We're back, and the answer is no. There are no ZZ Top rock
and roll classics on this LP. There ARE, however, a heck of a lot of "good
ZZ Top non-hits." Which is to say that even though there might not be any
"Tube Snake Boogie"s on here, there are plenty of "Pearl
Necklace"s.
Similar
to Prindle’s paragraphs just quoted, most reviews of Huevos are positive, focusing on the band’s return from studio
gimmickry to live rock riffing. The All Music Guide praises their return to
straight-ahead rock, suggesting it’s the band’s best set of songs since Up on the Sun, giving particular praise
to Derrick’s lively drumming. And Wilson
and Allroy refer to the music on Huevos
as “serious rock.
There
were, as with most of the band’s efforts at this point in their career,
detractors, writers who didn’t much care for the record. Indeed, even Mark Prindle, who provides the
lengthy positive report above, goes on to criticize the clichéd guitar and
empty mix on Huevos, while also
mentioned above, the Rolling Stone Album
Guide criticized the Kirkwood’s singing (a criticism that has followed the
band throughout their early career). The Rough Guide saw Huevos as a “doomed attempt” at raw rock, calling it unconvincing
because Curt and Cris are “too good” as musicians to play this sort of basic blues.
Conclusion
With the release of Huevos in the fall of 1987 the Meat Puppets finished a phase of
their career that included Out My Way
in 1986 and Mirage in early ’87. It’s a phase that saw Curt, Cris, and Derrick
hunker-down in their home town and concentrate on their craft, concentrate on
being professional musicians in charge of their own careers. This was partly brought-on by the healing
required after Curt broke his finger in ’86 which, because it put a stop to
their touring for a few months, allowed him time to focus on writing rather
than just playing. The result was a
plethora of new material played-out over two full-length albums. One, Mirage,
is a multi-layered psychedelic record so full of flowering melodies, running
rhythms, and complex vocal arrangements that it was difficult for the band to
play live. The other, Huevos, was a straight-forward blues
rock album that was filled with songs they could rock live.

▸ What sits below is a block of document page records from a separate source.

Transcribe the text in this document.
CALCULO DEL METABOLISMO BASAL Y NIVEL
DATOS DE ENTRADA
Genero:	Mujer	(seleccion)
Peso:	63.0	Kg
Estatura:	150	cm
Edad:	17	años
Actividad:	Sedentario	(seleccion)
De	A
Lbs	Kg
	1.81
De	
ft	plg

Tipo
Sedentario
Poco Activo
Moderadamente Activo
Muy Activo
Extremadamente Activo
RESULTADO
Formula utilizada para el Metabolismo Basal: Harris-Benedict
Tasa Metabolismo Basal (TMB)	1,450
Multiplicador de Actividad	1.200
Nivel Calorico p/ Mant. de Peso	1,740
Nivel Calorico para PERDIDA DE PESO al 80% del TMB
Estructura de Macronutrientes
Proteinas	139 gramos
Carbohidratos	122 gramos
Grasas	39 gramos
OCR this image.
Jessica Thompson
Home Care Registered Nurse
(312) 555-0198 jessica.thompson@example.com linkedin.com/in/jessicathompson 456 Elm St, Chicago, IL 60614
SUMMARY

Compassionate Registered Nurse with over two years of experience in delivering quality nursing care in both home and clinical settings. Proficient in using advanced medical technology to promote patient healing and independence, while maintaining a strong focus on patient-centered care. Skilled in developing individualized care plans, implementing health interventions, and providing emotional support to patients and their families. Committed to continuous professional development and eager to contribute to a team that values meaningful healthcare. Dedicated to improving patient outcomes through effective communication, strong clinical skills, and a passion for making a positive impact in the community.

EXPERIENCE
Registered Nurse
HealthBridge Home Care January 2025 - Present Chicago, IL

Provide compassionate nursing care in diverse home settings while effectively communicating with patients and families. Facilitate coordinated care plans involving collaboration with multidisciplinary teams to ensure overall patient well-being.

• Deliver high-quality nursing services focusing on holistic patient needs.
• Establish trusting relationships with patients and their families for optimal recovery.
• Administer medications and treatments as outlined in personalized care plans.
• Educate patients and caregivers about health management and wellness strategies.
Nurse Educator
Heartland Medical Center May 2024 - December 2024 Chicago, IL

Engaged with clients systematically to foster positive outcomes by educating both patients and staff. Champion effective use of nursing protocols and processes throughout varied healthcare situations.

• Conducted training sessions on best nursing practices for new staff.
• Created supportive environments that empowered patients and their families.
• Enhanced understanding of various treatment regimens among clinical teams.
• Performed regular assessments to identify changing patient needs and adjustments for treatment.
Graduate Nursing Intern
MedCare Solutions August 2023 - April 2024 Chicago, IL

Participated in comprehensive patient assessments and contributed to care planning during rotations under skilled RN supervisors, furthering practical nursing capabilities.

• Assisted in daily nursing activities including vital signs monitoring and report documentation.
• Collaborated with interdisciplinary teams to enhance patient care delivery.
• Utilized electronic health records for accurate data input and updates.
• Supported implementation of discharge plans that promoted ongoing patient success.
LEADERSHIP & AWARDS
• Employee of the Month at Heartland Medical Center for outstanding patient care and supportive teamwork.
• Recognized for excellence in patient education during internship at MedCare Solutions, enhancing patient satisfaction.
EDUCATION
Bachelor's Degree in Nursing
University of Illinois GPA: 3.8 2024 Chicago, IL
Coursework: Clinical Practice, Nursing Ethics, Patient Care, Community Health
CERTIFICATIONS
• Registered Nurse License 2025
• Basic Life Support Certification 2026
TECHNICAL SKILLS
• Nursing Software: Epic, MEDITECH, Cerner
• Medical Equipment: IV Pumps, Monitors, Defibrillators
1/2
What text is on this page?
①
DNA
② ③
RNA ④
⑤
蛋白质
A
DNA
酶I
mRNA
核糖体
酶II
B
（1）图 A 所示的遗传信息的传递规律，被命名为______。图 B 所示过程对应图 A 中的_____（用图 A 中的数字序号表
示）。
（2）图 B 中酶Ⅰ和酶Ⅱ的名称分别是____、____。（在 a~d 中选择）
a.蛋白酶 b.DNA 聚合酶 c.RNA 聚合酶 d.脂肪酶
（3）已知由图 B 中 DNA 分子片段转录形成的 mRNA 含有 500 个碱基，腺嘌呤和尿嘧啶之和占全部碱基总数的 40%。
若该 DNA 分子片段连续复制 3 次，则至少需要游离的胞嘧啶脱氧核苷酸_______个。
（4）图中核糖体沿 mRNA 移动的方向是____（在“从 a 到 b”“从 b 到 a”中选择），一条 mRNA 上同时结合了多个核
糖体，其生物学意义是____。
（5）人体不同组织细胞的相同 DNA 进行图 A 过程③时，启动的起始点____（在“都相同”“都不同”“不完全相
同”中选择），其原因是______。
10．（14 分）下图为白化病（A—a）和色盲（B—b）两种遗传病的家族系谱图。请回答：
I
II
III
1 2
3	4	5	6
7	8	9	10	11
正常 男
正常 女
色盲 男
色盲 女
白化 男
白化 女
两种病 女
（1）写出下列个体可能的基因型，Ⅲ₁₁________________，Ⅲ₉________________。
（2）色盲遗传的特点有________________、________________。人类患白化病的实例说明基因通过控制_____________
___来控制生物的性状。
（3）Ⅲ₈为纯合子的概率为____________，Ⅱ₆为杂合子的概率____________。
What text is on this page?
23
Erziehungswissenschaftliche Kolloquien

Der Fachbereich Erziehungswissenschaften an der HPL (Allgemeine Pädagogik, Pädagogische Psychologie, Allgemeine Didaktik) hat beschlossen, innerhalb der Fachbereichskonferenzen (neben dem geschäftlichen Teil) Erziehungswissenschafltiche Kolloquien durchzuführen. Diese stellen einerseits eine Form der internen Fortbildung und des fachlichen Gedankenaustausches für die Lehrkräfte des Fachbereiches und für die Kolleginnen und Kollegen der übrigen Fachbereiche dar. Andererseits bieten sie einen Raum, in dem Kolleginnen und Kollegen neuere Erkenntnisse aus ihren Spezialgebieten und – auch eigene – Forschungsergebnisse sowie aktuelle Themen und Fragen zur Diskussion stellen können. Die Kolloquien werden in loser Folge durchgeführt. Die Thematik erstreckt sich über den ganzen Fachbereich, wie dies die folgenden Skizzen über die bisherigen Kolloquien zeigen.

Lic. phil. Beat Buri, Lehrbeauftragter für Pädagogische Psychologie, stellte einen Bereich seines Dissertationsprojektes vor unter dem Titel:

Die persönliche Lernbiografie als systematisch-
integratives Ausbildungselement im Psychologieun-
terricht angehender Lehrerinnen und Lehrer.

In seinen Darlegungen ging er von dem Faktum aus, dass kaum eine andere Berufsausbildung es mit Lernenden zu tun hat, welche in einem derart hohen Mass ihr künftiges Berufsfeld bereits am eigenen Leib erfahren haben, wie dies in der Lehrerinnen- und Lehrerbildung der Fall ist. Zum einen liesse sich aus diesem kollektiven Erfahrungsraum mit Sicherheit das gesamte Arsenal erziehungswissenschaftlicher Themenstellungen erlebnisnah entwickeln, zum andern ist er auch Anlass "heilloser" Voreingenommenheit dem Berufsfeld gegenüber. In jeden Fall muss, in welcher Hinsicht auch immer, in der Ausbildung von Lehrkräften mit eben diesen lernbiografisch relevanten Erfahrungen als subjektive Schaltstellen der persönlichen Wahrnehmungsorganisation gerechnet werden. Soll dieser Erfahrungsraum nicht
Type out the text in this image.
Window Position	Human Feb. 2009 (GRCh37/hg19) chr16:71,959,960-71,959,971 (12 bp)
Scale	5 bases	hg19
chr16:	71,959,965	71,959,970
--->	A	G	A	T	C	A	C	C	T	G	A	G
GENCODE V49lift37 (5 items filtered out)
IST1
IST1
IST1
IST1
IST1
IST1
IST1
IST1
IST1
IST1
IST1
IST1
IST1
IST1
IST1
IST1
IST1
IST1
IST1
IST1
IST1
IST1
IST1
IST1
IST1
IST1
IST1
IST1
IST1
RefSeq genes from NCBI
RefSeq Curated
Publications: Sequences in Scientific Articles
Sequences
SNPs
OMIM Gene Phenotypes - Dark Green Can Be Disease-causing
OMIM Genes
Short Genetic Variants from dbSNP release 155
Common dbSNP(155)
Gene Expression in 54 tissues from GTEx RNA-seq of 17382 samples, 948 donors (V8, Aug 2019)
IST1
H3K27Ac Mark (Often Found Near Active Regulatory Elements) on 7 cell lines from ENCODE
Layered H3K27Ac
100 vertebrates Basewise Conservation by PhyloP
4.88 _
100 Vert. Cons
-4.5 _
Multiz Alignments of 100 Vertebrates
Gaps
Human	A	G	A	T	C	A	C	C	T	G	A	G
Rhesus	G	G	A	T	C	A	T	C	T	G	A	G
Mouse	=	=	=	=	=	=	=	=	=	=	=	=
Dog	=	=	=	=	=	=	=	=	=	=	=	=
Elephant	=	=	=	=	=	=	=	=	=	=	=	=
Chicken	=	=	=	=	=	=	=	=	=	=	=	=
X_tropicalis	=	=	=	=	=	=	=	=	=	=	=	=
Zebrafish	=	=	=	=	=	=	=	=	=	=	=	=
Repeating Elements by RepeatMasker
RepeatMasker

With the release of Huevos the Meat Puppets had released five full-length and one EP
with the independent SST Records over six years, plus an EP with World
Imitation Records which was later released on SST, and though they appreciated
the creative and business freedom SST had afforded them they were more than
ready to make the move to the majors.
But that move was still two records away. First they would release Monsters, a record that ushers in a heavier musical phase for the
band and, importantly, a seemingly more focused strategic plan for leaving the
indies behind.
[1] “The original Chaton
facility called Chaton
Recordings was opened in Paradise Valley, AZ in 1973 by Ed and
Marie Ravenscroft. Over the years their client list included: the Gin Blossoms,
Ce Ce Peniston, Kenny Rogers, Judas Priest, Lyle Lovett, Paul McCartney, Alice
Cooper and many, many others” (http://chatonstudios.com/?page_id=77). The original vinyl release of Out My Way states “Recorded at Chaton
Studios, Phoenix” and the original vinyl release of Mirage states “Recorded at Chaton, Scottsdale.” Both rereleases of the list it as “Chaton
Studio.” Derrick says that he was never
aware of a distinction between “Chaton Studio” and “Chaton Recordings” (personal
correspondence, 2013).
[2] I first fell for Meat Puppets in the Summer
of 1986 when I heard, late at night, on “Listen to This,” a show broadcast late
Sunday nights/early Monday mornings on San Diego’s 91X radio station, “Good
Golly Miss Molly.”
[3] This review is available both online and on
the 1999 Mirage reissue liner-notes.
[4]
Thanks to Derrick Bostrom for pointing me to Merle, rather than Randy, Travis.